In preparing to write about foreshadowing: • Reread the story; now that you know how it ends, you ill be able to see how certain early details are relevant to the ending • Underline or highlight these details, and jot down brief notes in the margins • At a later stage in the process of writing, you will probably find it useful to jot down on a sheet of paper key phrases from the text and to annotate them
Why writers use symbols? • Writers use symbols as they want readers to perceive that certain characters or places or seasons or happenings have rich implications, stand for something more than what they are on the surface. Writers help us perceive these things by emphasising them, by describing them at some length or by introducing them at times when they might not seem strictly necessary or by calling attention to them repeatedly.

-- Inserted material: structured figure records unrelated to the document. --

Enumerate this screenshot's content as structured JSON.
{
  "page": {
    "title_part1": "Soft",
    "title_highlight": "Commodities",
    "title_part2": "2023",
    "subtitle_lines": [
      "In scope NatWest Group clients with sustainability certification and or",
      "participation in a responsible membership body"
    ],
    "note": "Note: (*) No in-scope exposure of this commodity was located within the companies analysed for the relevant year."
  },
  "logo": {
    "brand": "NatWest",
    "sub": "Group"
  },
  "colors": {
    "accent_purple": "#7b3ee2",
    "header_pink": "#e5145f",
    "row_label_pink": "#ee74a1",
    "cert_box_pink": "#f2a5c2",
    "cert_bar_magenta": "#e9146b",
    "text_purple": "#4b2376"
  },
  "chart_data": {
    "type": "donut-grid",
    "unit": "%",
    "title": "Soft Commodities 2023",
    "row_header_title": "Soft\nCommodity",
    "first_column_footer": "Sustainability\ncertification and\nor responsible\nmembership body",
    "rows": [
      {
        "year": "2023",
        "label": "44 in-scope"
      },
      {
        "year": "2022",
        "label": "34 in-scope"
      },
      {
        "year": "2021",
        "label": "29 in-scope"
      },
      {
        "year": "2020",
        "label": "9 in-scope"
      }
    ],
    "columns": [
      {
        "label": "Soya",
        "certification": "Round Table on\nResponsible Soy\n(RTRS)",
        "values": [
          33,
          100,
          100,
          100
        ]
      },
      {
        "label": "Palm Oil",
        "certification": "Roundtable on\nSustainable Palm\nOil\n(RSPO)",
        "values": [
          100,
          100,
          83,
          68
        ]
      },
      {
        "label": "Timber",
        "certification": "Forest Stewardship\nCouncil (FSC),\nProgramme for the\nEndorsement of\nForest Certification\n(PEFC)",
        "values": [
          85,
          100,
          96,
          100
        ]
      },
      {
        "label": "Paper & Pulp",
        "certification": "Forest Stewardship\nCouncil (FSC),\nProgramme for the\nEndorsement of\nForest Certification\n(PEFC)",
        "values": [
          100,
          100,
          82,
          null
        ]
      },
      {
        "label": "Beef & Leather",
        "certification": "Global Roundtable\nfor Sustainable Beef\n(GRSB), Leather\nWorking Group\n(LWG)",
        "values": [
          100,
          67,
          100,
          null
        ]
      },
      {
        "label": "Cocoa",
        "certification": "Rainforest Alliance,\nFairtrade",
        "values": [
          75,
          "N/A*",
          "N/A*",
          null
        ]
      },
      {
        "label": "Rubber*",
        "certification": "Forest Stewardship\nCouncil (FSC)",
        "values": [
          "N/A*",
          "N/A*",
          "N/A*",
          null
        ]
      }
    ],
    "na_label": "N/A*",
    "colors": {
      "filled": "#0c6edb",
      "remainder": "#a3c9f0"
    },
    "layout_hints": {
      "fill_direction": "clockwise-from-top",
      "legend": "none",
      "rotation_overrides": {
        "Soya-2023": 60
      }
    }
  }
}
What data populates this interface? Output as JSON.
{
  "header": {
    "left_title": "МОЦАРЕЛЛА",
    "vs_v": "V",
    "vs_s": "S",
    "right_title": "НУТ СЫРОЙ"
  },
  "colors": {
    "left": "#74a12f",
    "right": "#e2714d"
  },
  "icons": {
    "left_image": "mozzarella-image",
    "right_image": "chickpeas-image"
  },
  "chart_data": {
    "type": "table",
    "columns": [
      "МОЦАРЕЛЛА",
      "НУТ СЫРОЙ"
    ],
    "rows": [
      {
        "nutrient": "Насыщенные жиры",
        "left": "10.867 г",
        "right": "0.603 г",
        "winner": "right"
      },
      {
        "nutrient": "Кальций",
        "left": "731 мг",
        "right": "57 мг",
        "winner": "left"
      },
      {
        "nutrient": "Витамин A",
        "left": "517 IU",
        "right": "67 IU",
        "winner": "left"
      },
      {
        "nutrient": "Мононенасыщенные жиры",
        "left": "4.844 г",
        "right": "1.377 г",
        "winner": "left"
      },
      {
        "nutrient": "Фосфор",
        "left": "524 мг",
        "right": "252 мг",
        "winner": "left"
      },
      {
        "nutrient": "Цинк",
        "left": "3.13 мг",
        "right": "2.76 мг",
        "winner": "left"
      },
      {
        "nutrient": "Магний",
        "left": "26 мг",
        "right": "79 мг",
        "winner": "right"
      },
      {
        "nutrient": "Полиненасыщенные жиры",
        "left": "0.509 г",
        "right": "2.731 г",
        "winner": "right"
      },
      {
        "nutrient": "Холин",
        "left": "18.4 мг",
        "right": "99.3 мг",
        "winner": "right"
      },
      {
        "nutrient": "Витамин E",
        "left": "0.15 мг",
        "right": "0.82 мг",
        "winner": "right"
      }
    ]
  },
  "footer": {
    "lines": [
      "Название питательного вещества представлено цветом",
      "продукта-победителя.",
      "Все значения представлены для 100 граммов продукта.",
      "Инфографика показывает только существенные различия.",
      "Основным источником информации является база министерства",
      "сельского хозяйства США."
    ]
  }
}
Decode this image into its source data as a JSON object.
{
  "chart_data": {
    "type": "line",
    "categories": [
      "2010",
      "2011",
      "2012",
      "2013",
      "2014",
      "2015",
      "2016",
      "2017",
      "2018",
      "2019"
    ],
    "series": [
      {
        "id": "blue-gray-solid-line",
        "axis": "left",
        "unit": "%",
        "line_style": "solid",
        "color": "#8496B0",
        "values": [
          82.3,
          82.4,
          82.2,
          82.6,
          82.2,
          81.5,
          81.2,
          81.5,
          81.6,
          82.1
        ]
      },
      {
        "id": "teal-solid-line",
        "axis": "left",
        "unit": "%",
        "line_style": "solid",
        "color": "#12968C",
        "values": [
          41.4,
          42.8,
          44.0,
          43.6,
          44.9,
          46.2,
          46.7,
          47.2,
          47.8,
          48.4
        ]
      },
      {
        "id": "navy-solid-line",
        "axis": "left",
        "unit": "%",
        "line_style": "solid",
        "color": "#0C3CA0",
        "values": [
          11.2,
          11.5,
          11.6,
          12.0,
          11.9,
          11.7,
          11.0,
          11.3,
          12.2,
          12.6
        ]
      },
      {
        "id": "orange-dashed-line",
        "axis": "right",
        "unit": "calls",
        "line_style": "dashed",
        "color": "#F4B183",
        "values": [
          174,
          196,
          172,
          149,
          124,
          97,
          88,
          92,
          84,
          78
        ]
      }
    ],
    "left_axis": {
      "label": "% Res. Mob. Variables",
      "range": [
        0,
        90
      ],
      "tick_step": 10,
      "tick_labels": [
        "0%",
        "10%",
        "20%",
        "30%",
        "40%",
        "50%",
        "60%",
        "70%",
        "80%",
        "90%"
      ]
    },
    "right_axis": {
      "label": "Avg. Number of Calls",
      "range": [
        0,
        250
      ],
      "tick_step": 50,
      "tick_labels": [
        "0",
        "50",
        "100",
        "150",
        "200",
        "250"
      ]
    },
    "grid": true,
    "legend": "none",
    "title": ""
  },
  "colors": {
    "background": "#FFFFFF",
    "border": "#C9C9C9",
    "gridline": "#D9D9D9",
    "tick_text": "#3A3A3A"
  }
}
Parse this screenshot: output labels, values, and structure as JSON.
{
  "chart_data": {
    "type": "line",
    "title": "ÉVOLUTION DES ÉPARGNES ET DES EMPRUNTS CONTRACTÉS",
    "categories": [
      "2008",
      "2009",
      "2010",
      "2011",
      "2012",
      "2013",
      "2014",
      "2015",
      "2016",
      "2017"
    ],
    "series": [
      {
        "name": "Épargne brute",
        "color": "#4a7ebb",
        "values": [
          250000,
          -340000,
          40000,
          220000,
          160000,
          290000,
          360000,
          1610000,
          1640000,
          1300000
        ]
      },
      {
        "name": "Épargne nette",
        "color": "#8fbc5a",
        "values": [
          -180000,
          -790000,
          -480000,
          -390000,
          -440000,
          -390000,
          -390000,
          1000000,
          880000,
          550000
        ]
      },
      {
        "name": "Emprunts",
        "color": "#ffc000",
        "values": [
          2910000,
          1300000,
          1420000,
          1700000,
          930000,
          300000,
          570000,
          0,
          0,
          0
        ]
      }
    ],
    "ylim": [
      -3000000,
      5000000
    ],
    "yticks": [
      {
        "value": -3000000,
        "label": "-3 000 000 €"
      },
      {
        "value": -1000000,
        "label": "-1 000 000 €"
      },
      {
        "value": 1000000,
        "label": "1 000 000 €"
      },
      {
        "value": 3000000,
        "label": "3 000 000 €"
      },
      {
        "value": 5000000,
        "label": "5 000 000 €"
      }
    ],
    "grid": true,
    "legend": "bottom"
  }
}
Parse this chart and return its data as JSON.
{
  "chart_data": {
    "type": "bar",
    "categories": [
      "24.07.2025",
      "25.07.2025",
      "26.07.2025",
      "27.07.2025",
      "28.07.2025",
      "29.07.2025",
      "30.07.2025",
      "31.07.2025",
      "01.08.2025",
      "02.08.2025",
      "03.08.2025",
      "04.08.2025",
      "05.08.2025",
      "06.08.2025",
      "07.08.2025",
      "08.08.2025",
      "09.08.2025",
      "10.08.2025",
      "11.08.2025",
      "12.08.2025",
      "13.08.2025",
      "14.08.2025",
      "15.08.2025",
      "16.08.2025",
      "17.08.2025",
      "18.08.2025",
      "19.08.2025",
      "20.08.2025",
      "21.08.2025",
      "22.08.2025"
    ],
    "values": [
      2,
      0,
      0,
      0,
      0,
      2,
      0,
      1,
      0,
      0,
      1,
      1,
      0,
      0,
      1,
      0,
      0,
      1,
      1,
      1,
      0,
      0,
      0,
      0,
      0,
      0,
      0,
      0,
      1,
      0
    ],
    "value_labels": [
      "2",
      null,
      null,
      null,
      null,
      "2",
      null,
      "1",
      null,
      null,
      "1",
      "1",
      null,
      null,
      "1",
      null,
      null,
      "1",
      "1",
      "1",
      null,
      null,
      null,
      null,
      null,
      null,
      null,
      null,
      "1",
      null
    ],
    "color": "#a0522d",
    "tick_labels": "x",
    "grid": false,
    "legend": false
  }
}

Elaborate on the following points of view: third-person narrators and first-person narrators Third person point of view: • Omniscient narrator knows everything that is going on and can tell us the inner thoughts of all the characters. • Selective omniscient reveal the thoughts of one of the characters but seeing the rest of the characters from the outside only • Effaced narrator (dramatic or objective point of view) does not seem to exist for he does not comment in his own voice and does not enter any minds. • In writing about a third-person narrator, speak of “the narrator” or “the speaker” not of “the author.”
How do you determine and discuss the theme? • Story is concerned with “How does it turn out? What happens?” Theme is concerned with “What does it add up to? What motif holds the happenings together? What does it make out of life, and what wisdom does it offer?”